So great to find this site.
I have been commenting regularly over at the Calculated Risk blog about since Bear Stearns collapsed in March, 2008, under variations of this handle, "one world currency", or "yogi". I'd like to introduce myself and my line of thinking. I have a B.A. in Economics and a law degree (J.D) but no specific training in currency history or theory distinct from "monetary", "fiscal", or other broader economic fields. I've never worked in the financial "sector". After reading CR, "The Trillion [now 2] Dollar Meltdown", "Empire of Debt", and Reggie Middleton's research, I was sold, by May 2008, on the notion that the system was facing imminent collapse, and I still think the zombies are being held up only by ever more elaborate Ponzi systems.

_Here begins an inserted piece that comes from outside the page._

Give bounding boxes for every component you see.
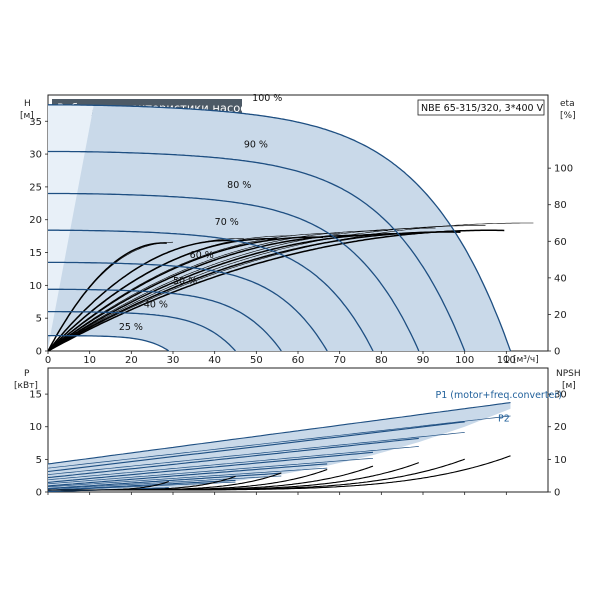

In thinking about solutions, or a better system after the fall, I gradually concluded that an open-source global digital currency, indexed somehow to a weighted basket of all liquid tangibles (Comex, e.g.), (initially adjusted to existing leading currencies (Forex)), denominated in numbers (unique), arbitrarily pegged at issuance then left to float free, was both inevitable and a beautiful thing. As an open-source system, it would be forever voluntary, existing side-by-side with national currencies (and SDR's) if the market so chose. The goal is to provide a reliable measure and store of value and reduce transaction costs for "honest brokers".
It is neither a capitalist-free market idea nor a socialist one, and I believe the politically-charged terms and the focus on a public/private distinction in Economic discussion often do more harm than good.
I don't bring this up to claim some stake to originality, and I am happy to remain anonymous. I merely wish to state that I arrived at very similar conclusions to what I have so far read here
independently so I am thrilled to find a site of like-minded people. (When I first realized there was no need for central bank control of currencies, I posted something like "I doubt I am the first to realize this idea, but if so I want "credit"!--It was strictly a pun.)
I had in mind an algorithm which would "value" (as accurately as could be hoped) every oft-traded (liquid) commodity (tangible) in terms of every other, perhaps factoring in other standard measures (bytes of storage, protein, vitamins, kilowatts, etc. Every bar-coded transaction would be traceable and used to reprice, with anonymity "built back in" as much as possible. I have not yet studied the formula Mr. Grignon suggests for the initial peg and float, which sounds like there is no need to independently price commodities (?) but these are "details".
My concern is that it be open-source, both to keep costs down and at long-last to eliminate the risk of inflation-printing by central banks and counterfeiting by pirates. As such, I intend to take no personal financial reward from any work in developing the currency; rather, I would be interested in contributing to an endowment for a prize to anyone who might foster development and implementation-- either with theory, software, hardware... Does any such prize already exist?
Thanks and looking forward to learning a lot here.